Carlos Salvador Bilardo
Temido, respetado y querido (solapa posterior)
“El fútbol es una batalla de destreza y una lucha psicológica”. El espíritu crítico del uruguayo de aquellos tiempos hizo que brotara la gran interrogante: Y éste, ¿qué nos va a enseñar? ¿de dónde salió?. Alberto fue el hombre del gol inesperado, el que se agrandaba en la adversidad, esa expresión en la cancha lo hizo temido, respetado y querido por los adversarios.
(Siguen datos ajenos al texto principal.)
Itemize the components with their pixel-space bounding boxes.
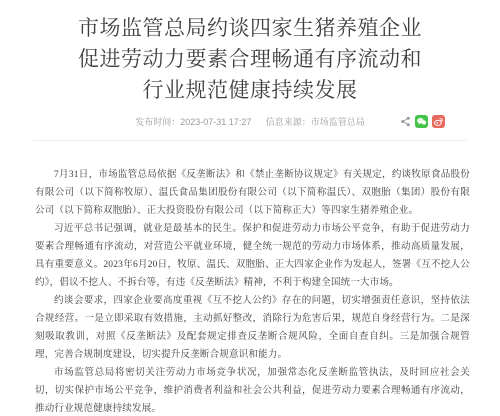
- title-line-1: 市场监管总局约谈四家生猪养殖企业: [20, 13, 480, 44]
- wechat-icon[interactable]: [415, 115, 428, 128]
- title-line-2: 促进劳动力要素合理畅通有序流动和: [20, 44, 480, 75]
- weibo-icon[interactable]: [432, 115, 445, 128]
- share-icon[interactable]: [400, 116, 411, 127]
- title-line-3: 行业规范健康持续发展: [20, 75, 480, 106]
- share-toolbar: [400, 115, 445, 128]
- divider: [33, 140, 467, 141]
- article-title: 市场监管总局约谈四家生猪养殖企业 促进劳动力要素合理畅通有序流动和 行业规范健康…: [20, 13, 480, 106]
- article-body: 7月31日，市场监管总局依据《反垄断法》和《禁止垄断协议规定》有关规定，约谈牧原…: [35, 166, 470, 416]
- article-paragraph: 市场监管总局将密切关注劳动力市场竞争状况，加强常态化反垄断监管执法，及时回应社会…: [35, 364, 470, 416]
- article-page: 市场监管总局约谈四家生猪养殖企业 促进劳动力要素合理畅通有序流动和 行业规范健康…: [0, 0, 500, 416]
- meta-row: 发布时间：2023-07-31 17:27信息来源：市场监管总局: [0, 114, 500, 130]
- publish-time-label: 发布时间：: [135, 117, 180, 127]
- source-label: 信息来源：: [266, 117, 311, 127]
- source-value: 市场监管总局: [311, 117, 365, 127]
- article-paragraph: 约谈会要求，四家企业要高度重视《互不挖人公约》存在的问题，切实增强责任意识，坚持…: [35, 292, 470, 364]
- publish-time-value: 2023-07-31 17:27: [180, 117, 251, 127]
- article-paragraph: 7月31日，市场监管总局依据《反垄断法》和《禁止垄断协议规定》有关规定，约谈牧原…: [35, 166, 470, 220]
- article-paragraph: 习近平总书记强调，就业是最基本的民生。保护和促进劳动力市场公平竞争，有助于促进劳…: [35, 220, 470, 292]
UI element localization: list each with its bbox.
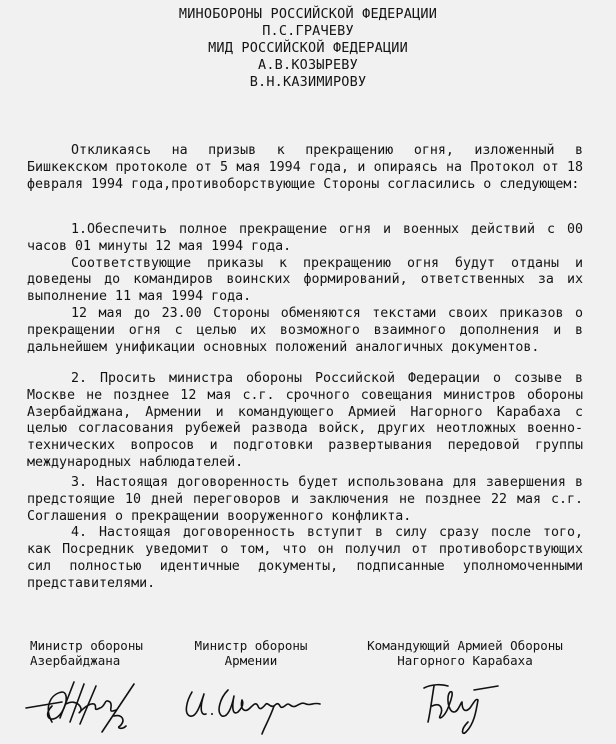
item-1-orders: Соответствующие приказы к прекращению ог…: [27, 256, 583, 306]
signatory-title: Командующий Армией Обороны: [350, 638, 580, 653]
addressee-block: МИНОБОРОНЫ РОССИЙСКОЙ ФЕДЕРАЦИИ П.С.ГРАЧ…: [0, 6, 616, 91]
signatory-azerbaijan: Министр обороны Азербайджана: [30, 638, 143, 668]
signature-armenia-icon: [178, 678, 338, 738]
signatory-title: Министр обороны: [30, 638, 143, 653]
signature-azerbaijan-icon: [22, 678, 142, 738]
item-3: 3. Настоящая договоренность будет исполь…: [27, 475, 583, 525]
signatory-country: Армении: [185, 653, 317, 668]
intro-paragraph: Откликаясь на призыв к прекращению огня,…: [27, 143, 583, 193]
document-page: МИНОБОРОНЫ РОССИЙСКОЙ ФЕДЕРАЦИИ П.С.ГРАЧ…: [0, 0, 616, 744]
item-1-block: 1.Обеспечить полное прекращение огня и в…: [27, 222, 583, 356]
signature-karabakh-icon: [418, 678, 508, 738]
item-4: 4. Настоящая договоренность вступит в си…: [27, 525, 583, 592]
item-3-4-block: 3. Настоящая договоренность будет исполь…: [27, 475, 583, 593]
addressee-line: А.В.КОЗЫРЕВУ: [0, 57, 616, 74]
signatory-armenia: Министр обороны Армении: [185, 638, 317, 668]
addressee-line: В.Н.КАЗИМИРОВУ: [0, 74, 616, 91]
intro-paragraph-block: Откликаясь на призыв к прекращению огня,…: [27, 143, 583, 193]
signatory-country: Азербайджана: [30, 653, 143, 668]
signatory-title: Министр обороны: [185, 638, 317, 653]
item-1-main: 1.Обеспечить полное прекращение огня и в…: [27, 222, 583, 256]
addressee-line: П.С.ГРАЧЕВУ: [0, 23, 616, 40]
signatory-country: Нагорного Карабаха: [350, 653, 580, 668]
addressee-line: МИНОБОРОНЫ РОССИЙСКОЙ ФЕДЕРАЦИИ: [0, 6, 616, 23]
signatory-nagorno-karabakh: Командующий Армией Обороны Нагорного Кар…: [350, 638, 580, 668]
addressee-line: МИД РОССИЙСКОЙ ФЕДЕРАЦИИ: [0, 40, 616, 57]
item-2-block: 2. Просить министра обороны Российской Ф…: [27, 371, 583, 472]
item-2: 2. Просить министра обороны Российской Ф…: [27, 371, 583, 472]
item-1-exchange: 12 мая до 23.00 Стороны обменяются текст…: [27, 306, 583, 356]
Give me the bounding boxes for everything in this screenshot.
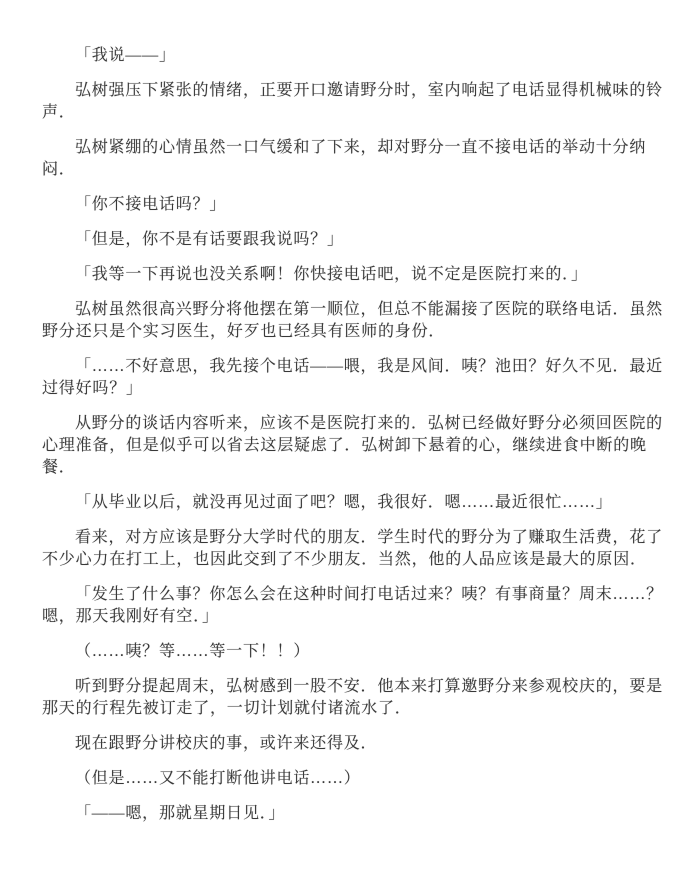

Él hubiese podido ser un gran uruguayo, pero ha preferido seguir siendo un gran ecuatoriano.
Al Peñarol se le llegó a conocer en el mundo como el equipo de Spencer, así de grande fue el ecuatoriano. Alberto era poseedor de un estilo y sello irrepetible como futbolista, pero sobre todo, fue un caballero del deporte, un grande dentro y fuera de las canchas que tuvo adversarios, pero ningún enemigo en toda su vida”.